A bela estupidez e o sublime absurdo, a sublime estupidez e o belo absurdo, é isso que é comum aos quatro filmes selecionados por Gabriel Abrantes. Porque o humor deles filtra a experiência humana ao seu denominador comum, aplainando escalas, uma atrás da outra; porque os quatro filmes negam de imediato as obviedades inverosímeis da inteligência; porque seus personagens são broncos, viris, controversos, e anteriores a qualquer convenção, ou seja, são de uma franqueza quase fantasiosa, que pode criticar a tudo; porque suas montagens quebram nossas tentativas de intelecção do acontecível, nossos vicejos de prever o próximo passo do diretor ou avançar sobre as micro-temporalidades da imagem; porque suas narrativas "escrevem com a cegueira", como nos recomenda Cixous, dizendo sem se fixar numa só rede sígnica do dizer, mas antes buscando mesmo a rutura, a zona morta por trás da vista, onde cada observação já é desfazimento. Essa burrice auto-admitida implica algo politicamente, é claro, como o retrato de um chauvinismo fictício deixa evidente. Peter Sloterdijk, em sua longa digressão sobre Weimar, define o homem daquele tempo como "homo stultus", aquele que se define pelo cinismo, que é a burrice enquanto defeito moral. Entretanto há também na burrice um aspeto ideologicamente redentor; por exemplo, na capacidade de suspender consensos e levar liberdades às últimas consequências ou de subentender até mesmo as verdades que não estão lá.
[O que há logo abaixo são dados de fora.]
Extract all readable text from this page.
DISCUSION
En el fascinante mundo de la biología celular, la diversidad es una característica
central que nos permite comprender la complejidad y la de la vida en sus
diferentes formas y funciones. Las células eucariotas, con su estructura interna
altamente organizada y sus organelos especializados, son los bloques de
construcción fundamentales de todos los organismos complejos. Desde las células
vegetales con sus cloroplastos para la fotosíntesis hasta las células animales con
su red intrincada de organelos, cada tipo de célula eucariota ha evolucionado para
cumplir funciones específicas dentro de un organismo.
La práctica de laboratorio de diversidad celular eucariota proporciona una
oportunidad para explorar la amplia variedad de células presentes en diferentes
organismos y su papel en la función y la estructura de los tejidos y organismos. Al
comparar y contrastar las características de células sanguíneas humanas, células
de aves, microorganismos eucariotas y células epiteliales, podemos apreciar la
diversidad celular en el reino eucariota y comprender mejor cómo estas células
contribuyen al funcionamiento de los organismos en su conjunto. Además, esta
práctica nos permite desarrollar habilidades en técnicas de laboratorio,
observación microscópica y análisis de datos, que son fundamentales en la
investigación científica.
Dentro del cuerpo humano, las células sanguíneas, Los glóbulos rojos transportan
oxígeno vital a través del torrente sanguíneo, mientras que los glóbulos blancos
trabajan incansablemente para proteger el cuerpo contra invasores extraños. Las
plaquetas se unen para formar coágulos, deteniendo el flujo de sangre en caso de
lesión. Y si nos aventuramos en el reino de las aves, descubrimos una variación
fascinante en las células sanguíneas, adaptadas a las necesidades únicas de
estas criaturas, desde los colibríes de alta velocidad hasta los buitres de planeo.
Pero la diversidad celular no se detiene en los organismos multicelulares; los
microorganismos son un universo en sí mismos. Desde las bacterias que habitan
Em um fragmento de 1922, Walter Benjamin registrou que "a estupidez vem, em última instância, de analisarmos ideias de perto demais". Há algo de estúpido também, é claro, neste texto. Na análise tão detida de elementos cinematográficos tão esdrúxulos, escolhas tão picarescas, que de fato despistam ativamente seu analista. Que alívio admiti-lo! Mas melhor analisar comicamente uma sessão de cinema cômico que capitular à decisão mais esperta (e por isso mais agudamente boçal) de subtrair da sessão toda comicidade, como se ela fosse mero acessório aqui e não seu foco elétrico, seu âmago estético-existencial.